Se deixou levar pela ansiedade e cravou as unhas no antebraço direito, enquanto se permitiu um minuto de apreciação do lugar.

A divisão do Palácio com o mundo comum se dava por um enorme portão de ferro, se estendendo horizontalmente até onde não conseguia ver. A fachada do palácio era branco, um tanto antiga, mas conservada, mostrava a grandeza e o empenho do primeiro rei ao construir aquele lugar.

Mas enquanto o site do Instituto só mostrava o exterior, não deixou de se impressionar com o interior. Chão de porcelanato branco, cortinas em cores pastéis e muito minimalismo com várias obras de arte penduradas nas paredes. Catarina ficou admirada com todo aquele esplendor.

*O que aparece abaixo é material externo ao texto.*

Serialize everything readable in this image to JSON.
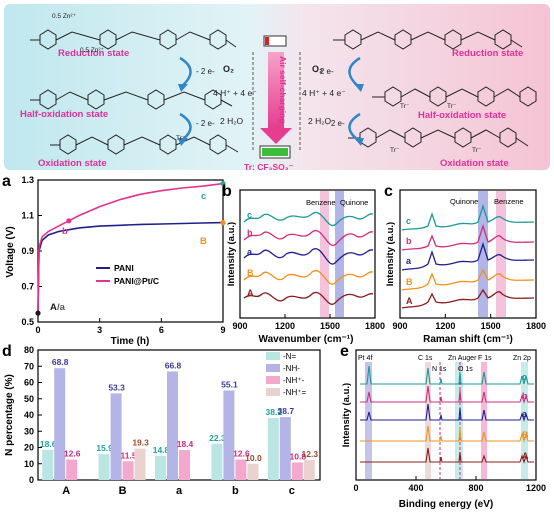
{
  "scheme": {
    "left_states": [
      "Reduction state",
      "Half-oxidation state",
      "Oxidation state"
    ],
    "right_states": [
      "Reduction state",
      "Half-oxidation state",
      "Oxidation state"
    ],
    "zn_top": "0.5 Zn²⁺",
    "zn_bottom": "0.5 Zn²⁺",
    "electrons": "- 2 e-",
    "o2": "O₂",
    "reaction_top": "4 H⁺ + 4 e⁻",
    "reaction_bottom": "2 H₂O",
    "center_label": "Air self-charging",
    "tr_label": "Tr: CF₃SO₃⁻",
    "tr": "Tr⁻",
    "colors": {
      "bg_left": "#c8ecef",
      "bg_right": "#f4c9d6",
      "state_left": "#e0309a",
      "state_right": "#e0309a",
      "arrow": "#2f86c8"
    }
  },
  "panels": {
    "a": {
      "letter": "a",
      "xlabel": "Time (h)",
      "ylabel": "Voltage (V)",
      "xticks": [
        "0",
        "3",
        "6",
        "9"
      ],
      "yticks": [
        "0.5",
        "0.7",
        "0.9",
        "1.1",
        "1.3"
      ],
      "legend": [
        "PANI",
        "PANI@Pt/C"
      ],
      "labels": {
        "A": "A",
        "a": "/a",
        "b": "b",
        "B": "B",
        "c": "c"
      }
    },
    "b": {
      "letter": "b",
      "xlabel": "Wavenumber (cm⁻¹)",
      "ylabel": "Intensity (a.u.)",
      "xticks": [
        "900",
        "1200",
        "1500",
        "1800"
      ],
      "bands": [
        "Benzene",
        "Quinone"
      ],
      "traces": [
        "c",
        "b",
        "a",
        "B",
        "A"
      ]
    },
    "c": {
      "letter": "c",
      "xlabel": "Raman shift (cm⁻¹)",
      "ylabel": "Intensity (a.u.)",
      "xticks": [
        "900",
        "1200",
        "1500",
        "1800"
      ],
      "bands": [
        "Quinone",
        "Benzene"
      ],
      "traces": [
        "c",
        "b",
        "a",
        "B",
        "A"
      ]
    },
    "d": {
      "letter": "d",
      "ylabel": "N percentage (%)",
      "yticks": [
        "0",
        "10",
        "20",
        "30",
        "40",
        "50",
        "60",
        "70",
        "80"
      ],
      "legend": [
        "-N=",
        "-NH-",
        "-NH⁺-",
        "-NH⁺="
      ]
    },
    "e": {
      "letter": "e",
      "xlabel": "Binding energy (eV)",
      "ylabel": "Intensity (a.u.)",
      "xticks": [
        "0",
        "400",
        "800",
        "1200"
      ],
      "peaks": [
        "Pt 4f",
        "C 1s",
        "N 1s",
        "Zn Auger",
        "O 1s",
        "F 1s",
        "Zn 2p"
      ],
      "traces": [
        "c",
        "b",
        "a",
        "B",
        "A"
      ]
    }
  },
  "chart_data": [
    {
      "type": "line",
      "title": "",
      "xlabel": "Time (h)",
      "ylabel": "Voltage (V)",
      "xlim": [
        0,
        9
      ],
      "ylim": [
        0.5,
        1.3
      ],
      "series": [
        {
          "name": "PANI",
          "color": "#1f1f8f",
          "x": [
            0,
            0.05,
            0.2,
            0.5,
            1,
            2,
            3,
            4,
            5,
            6,
            7,
            8,
            9
          ],
          "y": [
            0.55,
            0.9,
            0.96,
            0.99,
            1.01,
            1.03,
            1.04,
            1.045,
            1.05,
            1.052,
            1.055,
            1.058,
            1.06
          ]
        },
        {
          "name": "PANI@Pt/C",
          "color": "#e3338e",
          "x": [
            0,
            0.05,
            0.2,
            0.5,
            1,
            1.5,
            2,
            3,
            4,
            5,
            6,
            7,
            8,
            9
          ],
          "y": [
            0.55,
            0.92,
            0.98,
            1.01,
            1.04,
            1.07,
            1.1,
            1.15,
            1.19,
            1.22,
            1.24,
            1.255,
            1.265,
            1.28
          ]
        }
      ],
      "markers": [
        {
          "label": "A",
          "x": 0,
          "y": 0.55,
          "color": "#1a1a1a"
        },
        {
          "label": "b",
          "x": 1.5,
          "y": 1.07,
          "color": "#e3338e"
        },
        {
          "label": "B",
          "x": 9,
          "y": 1.06,
          "color": "#f39019"
        },
        {
          "label": "c",
          "x": 9,
          "y": 1.28,
          "color": "#2aa3a3"
        }
      ]
    },
    {
      "type": "bar",
      "title": "",
      "ylabel": "N percentage (%)",
      "ylim": [
        0,
        80
      ],
      "categories": [
        "A",
        "B",
        "a",
        "b",
        "c"
      ],
      "series": [
        {
          "name": "-N=",
          "color": "#b9e6e3",
          "values": [
            18.6,
            15.9,
            14.8,
            22.3,
            38.2
          ]
        },
        {
          "name": "-NH-",
          "color": "#b4b4e6",
          "values": [
            68.8,
            53.3,
            66.8,
            55.1,
            38.7
          ]
        },
        {
          "name": "-NH⁺-",
          "color": "#f3a8cd",
          "values": [
            12.6,
            11.5,
            18.4,
            12.6,
            10.8
          ]
        },
        {
          "name": "-NH⁺=",
          "color": "#e9d2cf",
          "values": [
            null,
            19.3,
            null,
            10.0,
            12.3
          ]
        }
      ],
      "label_colors": [
        "#1f9f9f",
        "#3a3a9f",
        "#d42a7d",
        "#a04830"
      ]
    }
  ]
}
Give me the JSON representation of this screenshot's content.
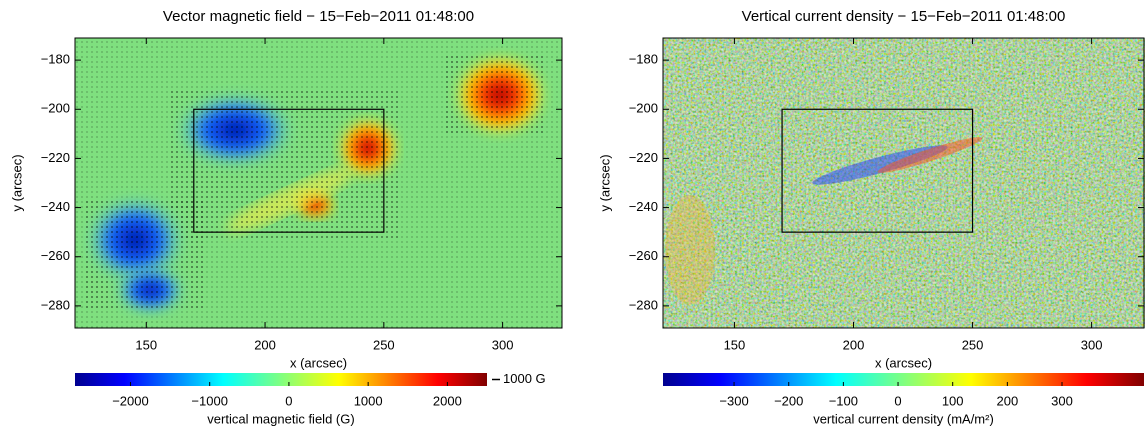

Aquilo fez seu estômago revirar.

— Não, não, não. Não toca nisso — ouviu uma mulher gritar. A primeira antessala estava completamente lotada, parecia pequena demais para todos os alunos. Procurou pela voz e encontrou a dona. Com a pele negra e cabelos lisos escuros que caiam até a metade das costas, ela vestia uma roupa formal e segurava uma prancheta digital enquanto tentava equilibrar um vaso. — Atenção, aqui! — ela gritou e todos pararam. — Segunda e Terceira Classe, para os seus quartos agora.

Pelo tom de voz autoritário e como não demorou menos de dois minutos para que toda a bagunça fosse dissolvida, Catarina entendeu que não deveria irritar aquela mulher. Ela olhou para o relógio de pulso, conferindo o horário. Mais cinco minutos e ela não chegaria a tempo.